Silvia Federici

Leading representative of Marxist feminism, Federici comes from the tradition of Italian workerism (operaismo). Her activist and research activity began in Italy where she participated in pioneering debates and the struggle for the recognition of housework. In the 1970s, she was among the co-founders of the international Feminist Collective and helped organise the “Wages for Housework Campaign” in the USA. Her article, “Wages Against Housework” has become the manifesto of the movement’s postulates.

In the 1980s, she did research and lectured in Nigeria where she became interested in the issue of African states’ debt and the influence of neoliberal reforms on social well-being, in particular the situation of women. She was the co-founder of the Committee for Academic Freedom in Africa which coordinated universities’ fight against the neoliberal Structural Adjustment Programme.

Federici is also involved with the work of the Midnight Notes collective with which she develops the critique of capitalism focused on the global process of constant enclosures of the commons and plebeian fight in their defence. She has become one of the most important theoreticians of the alterglobalist movement.

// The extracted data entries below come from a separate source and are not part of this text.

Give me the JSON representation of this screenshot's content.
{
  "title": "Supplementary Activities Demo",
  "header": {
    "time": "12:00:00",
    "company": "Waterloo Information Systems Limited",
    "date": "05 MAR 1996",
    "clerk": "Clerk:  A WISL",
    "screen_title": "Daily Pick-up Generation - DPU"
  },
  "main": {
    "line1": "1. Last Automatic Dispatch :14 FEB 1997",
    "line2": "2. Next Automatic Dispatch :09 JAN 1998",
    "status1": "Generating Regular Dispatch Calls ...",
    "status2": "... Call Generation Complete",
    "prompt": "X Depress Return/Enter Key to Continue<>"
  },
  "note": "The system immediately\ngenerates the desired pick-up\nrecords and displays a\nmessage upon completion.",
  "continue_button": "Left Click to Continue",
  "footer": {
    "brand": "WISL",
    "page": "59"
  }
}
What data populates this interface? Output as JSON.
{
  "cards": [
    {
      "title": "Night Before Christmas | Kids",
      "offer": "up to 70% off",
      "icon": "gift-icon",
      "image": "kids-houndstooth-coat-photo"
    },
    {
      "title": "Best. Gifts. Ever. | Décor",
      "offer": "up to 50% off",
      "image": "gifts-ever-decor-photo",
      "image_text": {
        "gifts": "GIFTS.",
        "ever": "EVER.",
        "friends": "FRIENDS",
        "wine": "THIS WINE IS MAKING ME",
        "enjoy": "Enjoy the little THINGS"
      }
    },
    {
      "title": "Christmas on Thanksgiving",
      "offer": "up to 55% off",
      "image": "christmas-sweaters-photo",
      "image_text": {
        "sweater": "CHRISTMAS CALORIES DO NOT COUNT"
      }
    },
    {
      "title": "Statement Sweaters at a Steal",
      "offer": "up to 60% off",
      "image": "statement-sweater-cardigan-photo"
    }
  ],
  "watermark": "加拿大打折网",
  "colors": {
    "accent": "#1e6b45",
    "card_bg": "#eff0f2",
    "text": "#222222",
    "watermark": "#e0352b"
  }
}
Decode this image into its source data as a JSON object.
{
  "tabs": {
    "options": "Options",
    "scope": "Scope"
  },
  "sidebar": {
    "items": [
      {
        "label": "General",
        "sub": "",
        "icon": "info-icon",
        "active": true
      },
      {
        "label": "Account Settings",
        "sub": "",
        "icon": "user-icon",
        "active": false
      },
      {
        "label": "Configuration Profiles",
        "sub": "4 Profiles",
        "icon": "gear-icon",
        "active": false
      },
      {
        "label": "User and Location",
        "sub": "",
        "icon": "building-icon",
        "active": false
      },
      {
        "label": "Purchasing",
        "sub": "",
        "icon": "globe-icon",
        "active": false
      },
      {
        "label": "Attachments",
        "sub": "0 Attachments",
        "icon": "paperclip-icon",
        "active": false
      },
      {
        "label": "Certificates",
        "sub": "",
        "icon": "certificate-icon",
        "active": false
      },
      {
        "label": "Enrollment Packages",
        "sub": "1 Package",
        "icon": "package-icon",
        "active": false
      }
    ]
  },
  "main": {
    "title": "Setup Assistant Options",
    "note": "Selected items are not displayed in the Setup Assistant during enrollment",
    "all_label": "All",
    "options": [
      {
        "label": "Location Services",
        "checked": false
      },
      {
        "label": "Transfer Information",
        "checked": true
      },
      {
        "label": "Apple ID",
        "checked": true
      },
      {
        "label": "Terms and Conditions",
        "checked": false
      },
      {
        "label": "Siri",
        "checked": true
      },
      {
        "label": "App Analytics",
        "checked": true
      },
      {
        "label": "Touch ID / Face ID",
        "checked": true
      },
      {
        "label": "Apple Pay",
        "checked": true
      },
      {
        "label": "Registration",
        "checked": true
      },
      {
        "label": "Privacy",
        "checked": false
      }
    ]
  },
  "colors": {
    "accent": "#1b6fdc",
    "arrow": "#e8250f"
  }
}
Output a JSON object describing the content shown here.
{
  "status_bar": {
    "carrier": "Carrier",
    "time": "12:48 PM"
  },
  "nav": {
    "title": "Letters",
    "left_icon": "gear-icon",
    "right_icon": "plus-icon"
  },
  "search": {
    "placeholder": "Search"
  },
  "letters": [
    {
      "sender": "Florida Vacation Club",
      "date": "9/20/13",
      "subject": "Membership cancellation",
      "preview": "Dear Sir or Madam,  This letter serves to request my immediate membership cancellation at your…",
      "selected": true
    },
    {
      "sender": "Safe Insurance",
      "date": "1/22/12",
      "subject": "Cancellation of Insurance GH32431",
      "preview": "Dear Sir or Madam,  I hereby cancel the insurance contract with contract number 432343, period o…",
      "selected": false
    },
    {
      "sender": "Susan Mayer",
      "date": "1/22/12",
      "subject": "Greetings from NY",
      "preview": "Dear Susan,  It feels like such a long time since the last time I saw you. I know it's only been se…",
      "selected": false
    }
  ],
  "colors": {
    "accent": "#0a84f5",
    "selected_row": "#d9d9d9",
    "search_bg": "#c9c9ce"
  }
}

Her most famous book, “Caliban and the Witch: Women, the Body and Primitive Accumulation” was the foundation for her subsequent works. In that book, Federici interprets organised campaigns against “witches” as the key process in the transition from feudalism to capitalism, in the course of which the plebs was dispossessed of the commons and women’s bodies and sexuality fell victim to repression. According to Federici, subsequent phases of capital accumulation are dictated by the destruction of common goods – access to land, water, seeds, community bonds – which contributes to the social degradation of women until this day.